STP Reflections | Year 1 | Jes

AnitaBlack

I’m sat writing this on a Sunday night; the Sunday night before I start my 50th week in training to be a clinical bioinformatician. 50 weeks sounds like a long time – and it is. And I’ve learnt so much, both technically and professionally. So, with almost 1/3 of my training down, I thought now would be a good time to reflect on this time and share a brief overview of my journey so far.

T minus 1 week

In all honesty, before I started the Scientist training programme I don’t think I really knew what I was getting myself into. The week before I started I was frantically trying to find a place to live in Exeter and find a way to coherently answer the question “so what exactly does a bioinformatician do?”, without really thinking too much about what it actually was that I was expected to do. Fear. Excitement. Anticipation. All accurate ways to describe the cocktail of emotions swirling around inside of me.

Week 1

Imposter syndrome. If you don’t know what I’m talking about you’re either very, very lucky or lying. I probably spent my first month, at least, in the department scared out of my mind that someone was going to figure out that I had somehow tricked the selection process and they had hired the wrong person. So, I just want to say: if you’re reading this as a new trainee who feels this way- it is normal. However, the selection process is robust and you are interviewed and your application is reviewed by many people. You wouldn’t be here if you weren’t meant to be.

My first week involved meeting the members of my department, boring but necessary trust inductions and orientation within the department. With my knowledge of genetics probably not quite where it should be, the next 3 years looked a little bit like a giant unscalable mountain. But I felt ready for the challenge and wanted to prove to myself more than anyone else that I could do this.

50 weeks later

I’m not going to tell you the technical things I’ve learned. No one wants to read a list of how I have spent months on end battling with databases, or learnt more about how a MRI scanner works than I ever wanted to know. What I do want to share, is the biggest lesson I have learnt over the course of this year and it is about asking for help. This is something people talk about a lot. “Don’t be afraid to ask for help”, “if you’re unsure, just ask” – cool no problem, I’ll just go ahead and admit to a bunch of experts that I don’t have a clue what I’m doing.

Well I am here to tell you: no one has a clue what they are doing until they are taught how to do it. And while I fully advocate figuring things out on your own if you can, there is only so far googling things can get you. I wasted so much time being afraid to ask for help, for fear of looking stupid. But I didn’t look stupid. Do you want to know what I did look like? A trainee. That’s right- someone who is in their first year of training that no one expects to know everything. Frankly, if you’re not asking questions people will probably have more concerns.

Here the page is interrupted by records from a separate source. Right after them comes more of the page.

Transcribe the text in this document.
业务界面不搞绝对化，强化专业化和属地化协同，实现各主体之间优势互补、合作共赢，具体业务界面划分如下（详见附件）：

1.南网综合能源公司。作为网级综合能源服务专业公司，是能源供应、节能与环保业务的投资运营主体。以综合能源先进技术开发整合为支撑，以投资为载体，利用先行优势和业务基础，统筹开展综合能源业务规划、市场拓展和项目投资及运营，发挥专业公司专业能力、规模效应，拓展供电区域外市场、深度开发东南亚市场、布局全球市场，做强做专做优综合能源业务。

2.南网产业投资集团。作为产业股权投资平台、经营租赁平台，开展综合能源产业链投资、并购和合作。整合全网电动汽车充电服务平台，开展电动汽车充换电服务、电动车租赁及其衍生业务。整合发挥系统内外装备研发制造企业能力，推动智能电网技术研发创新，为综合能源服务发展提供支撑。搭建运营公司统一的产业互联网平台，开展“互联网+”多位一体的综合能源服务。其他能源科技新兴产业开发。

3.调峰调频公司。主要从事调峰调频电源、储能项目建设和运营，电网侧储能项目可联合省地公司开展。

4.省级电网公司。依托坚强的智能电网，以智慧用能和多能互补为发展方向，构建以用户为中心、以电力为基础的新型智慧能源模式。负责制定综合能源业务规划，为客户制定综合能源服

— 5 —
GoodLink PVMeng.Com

So that’s a whistle stop tour of my first year experience. I hope that other trainees can relate to this and know that you aren’t the only one who might have some doubts from time to time. For new trainees I hope you’re excited about how much you’re going to learn and grow over the next year and for anyone else I hope you enjoyed reading about my emotional rollercoaster over the last year!

Until next time.

Author: Jes

I am a trainee clinical bioinformatician working at the Royal Devon and Exeter NHS Foundation Trust. I am passionate about increasing awareness and discussion about healthcare science and particularly the routes into the field.

2 thoughts on “STP Reflections | Year 1 | Jes”

  1. Great to read this and good luck with your career development. Your question “so what exactly does a bioinformatician do?” could really be applied to any speciality and I think we all have to go back and re-ask this question periodically. One answer in the clinical context, is “enable teams to handle data for clinical benefit”.

    Liked by 1 person

  2. I can definitely relate to impostor syndrome! Still get it constantly and I wanted to quit the MSc Genomic Medicine on day 1! I will try and bear in mind that I should approach everything like its brand new and not just nod and go ‘uhuh’ when someone asks “do you understand?”